Le 4 septembre 2024, la première chambre civile de la Cour de cassation a rendu un arrêt fondamental en matière d’indemnisation du préjudice corporel (n° 23-14.232), réaffirmant un principe essentiel : la victime d’un dommage corporel survenu dans son jeune âge, et qui se trouve privée de toute possibilité d’exercer une activité professionnelle, a droit à la réparation intégrale de son préjudice, y compris au titre de la perte de gains professionnels futurs.

Cette décision s’inscrit dans la droite ligne du principe de réparation intégrale du préjudice, sans perte ni profit pour la victime. Elle revêt une importance particulière pour les enfants victimes d’accidents médicaux, d’accidents de la vie ou d’accidents de la route, dont l’avenir professionnel est irrémédiablement compromis.

 

Une victime mineure, lourdement handicapée à la suite d’un accident médical à la naissance

L’affaire concerne une jeune fille, [B] [R], gravement handicapée à la suite d’un enfoncement crânien survenu lors de sa naissance en 2002, à la suite d’un recours fautif aux forceps par un praticien. La responsabilité de ce dernier a été retenue par décision judiciaire irrévocable en 2008.
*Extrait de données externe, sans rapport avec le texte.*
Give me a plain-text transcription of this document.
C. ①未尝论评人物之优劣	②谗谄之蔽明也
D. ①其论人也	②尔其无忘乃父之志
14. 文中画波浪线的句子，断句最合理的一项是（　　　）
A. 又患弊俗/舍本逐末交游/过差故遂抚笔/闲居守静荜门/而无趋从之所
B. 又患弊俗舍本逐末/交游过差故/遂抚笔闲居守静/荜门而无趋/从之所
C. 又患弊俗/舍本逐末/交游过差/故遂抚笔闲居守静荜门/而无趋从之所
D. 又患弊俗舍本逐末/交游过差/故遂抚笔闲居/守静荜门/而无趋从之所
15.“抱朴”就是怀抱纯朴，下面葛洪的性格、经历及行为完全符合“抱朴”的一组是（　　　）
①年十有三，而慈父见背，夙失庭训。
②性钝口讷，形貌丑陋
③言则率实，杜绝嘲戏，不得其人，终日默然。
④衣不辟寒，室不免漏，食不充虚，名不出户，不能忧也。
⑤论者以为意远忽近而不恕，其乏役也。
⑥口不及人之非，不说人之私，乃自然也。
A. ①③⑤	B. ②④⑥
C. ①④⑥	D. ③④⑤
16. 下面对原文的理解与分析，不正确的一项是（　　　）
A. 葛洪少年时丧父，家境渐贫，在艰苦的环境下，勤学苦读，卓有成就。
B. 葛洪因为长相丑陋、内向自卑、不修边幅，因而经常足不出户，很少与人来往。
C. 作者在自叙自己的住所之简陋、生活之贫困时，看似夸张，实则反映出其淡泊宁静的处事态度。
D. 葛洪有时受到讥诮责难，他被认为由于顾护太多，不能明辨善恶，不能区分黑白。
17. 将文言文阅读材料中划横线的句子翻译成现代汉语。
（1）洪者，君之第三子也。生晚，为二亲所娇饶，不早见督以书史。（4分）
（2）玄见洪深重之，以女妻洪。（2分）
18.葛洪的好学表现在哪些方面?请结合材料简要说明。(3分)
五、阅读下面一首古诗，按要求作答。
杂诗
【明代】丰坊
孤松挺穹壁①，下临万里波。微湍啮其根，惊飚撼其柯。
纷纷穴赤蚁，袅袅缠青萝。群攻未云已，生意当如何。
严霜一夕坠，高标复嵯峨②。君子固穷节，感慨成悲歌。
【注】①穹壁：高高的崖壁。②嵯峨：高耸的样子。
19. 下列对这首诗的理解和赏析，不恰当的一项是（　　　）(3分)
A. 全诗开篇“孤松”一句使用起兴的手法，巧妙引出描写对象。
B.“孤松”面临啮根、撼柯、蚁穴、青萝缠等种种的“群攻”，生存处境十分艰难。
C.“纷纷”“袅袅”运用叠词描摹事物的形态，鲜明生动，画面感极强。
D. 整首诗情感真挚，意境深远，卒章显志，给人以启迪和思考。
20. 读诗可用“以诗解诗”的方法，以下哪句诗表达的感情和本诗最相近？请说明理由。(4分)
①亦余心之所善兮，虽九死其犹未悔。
Face à l’étendue du préjudice, les parents de la victime ont engagé une action en indemnisation intégrale, sollicitant la réparation de tous les chefs de préjudice, notamment celui relatif à la perte de gains professionnels futurs, alors même que l’enfant, du fait de son handicap, n’avait jamais exercé d’activité salariée.

 

Une interprétation erronée du préjudice par la cour d’appel

Par un arrêt du 1er février 2023, la Cour d’appel d’Agen avait limité l’indemnisation de la perte de gains professionnels futurs à une simple perte de chance, au motif qu’aucune activité professionnelle antérieure ne pouvait être identifiée et que le parcours professionnel de la victime restait incertain.

La juridiction d’appel en a conclu qu’il n’y avait pas de perte effective de revenus et que la réparation devait être limitée à une probabilité d’accès à l’emploi.

Or, cette analyse heurte frontalement le principe fondamental de la réparation intégrale du dommage corporel.

 

Une perte de gains futurs certaine, même en l’absence de parcours professionnel accompli

La Cour de cassation censure cette motivation. Elle rappelle avec force que lorsque l’état de la victime, dès le plus jeune âge, la prive de toute possibilité d’exercer une activité professionnelle, le préjudice en résultant doit être regardé comme certain, et non comme hypothétique.

Elle précise que l’impossibilité totale d’exercer un métier à cause du handicap constitue un préjudice personnel direct et indemnisable, indépendamment de tout parcours académique ou professionnel accompli.

Il s’agit d’une avancée jurisprudentielle majeure qui vient sécuriser le droit à réparation intégrale des victimes les plus vulnérables, en particulier les enfants gravement blessés.

 

La perte de gains futurs : un poste autonome et indemnisable en capital ou en rente

Dans sa décision, la Cour casse également la disposition de la cour d’appel suspendant la rente allouée à ce titre en cas d’hospitalisation prolongée de la victime. Elle rappelle que la perte de gains professionnels futurs n’a pas vocation à dépendre de l’état ponctuel d’hospitalisation, mais indemnise la privation permanente d’accès à une activité rémunérée, du fait de l’incapacité engendrée par le dommage.

La rente versée, ou le capital représentatif, ne peut donc être remis en cause en fonction de la situation médicale temporaire de la victime. Ce rappel est essentiel, notamment dans les cas où les victimes sont hospitalisées de manière récurrente pour des soins de rééducation, de surveillance ou de traitement des séquelles.

 

Un rappel fort du principe de réparation intégrale

En définitive, la Cour de cassation réaffirme le socle du droit du dommage corporel : le préjudice doit être indemnisé dans sa totalité, de manière certaine et complète, sans réduction, ni modulation, ni remise en cause, lorsque les conséquences du dommage sont établies avec certitude.

L’arrêt du 4 septembre 2024 constitue une pierre angulaire de la jurisprudence en matière d’indemnisation des enfants victimes de dommages graves. Il invite les juridictions du fond à ne pas céder à une analyse restrictive des postes de préjudice, particulièrement lorsqu’il s’agit de réparer des vies définitivement brisées par un accident ou une faute médicale.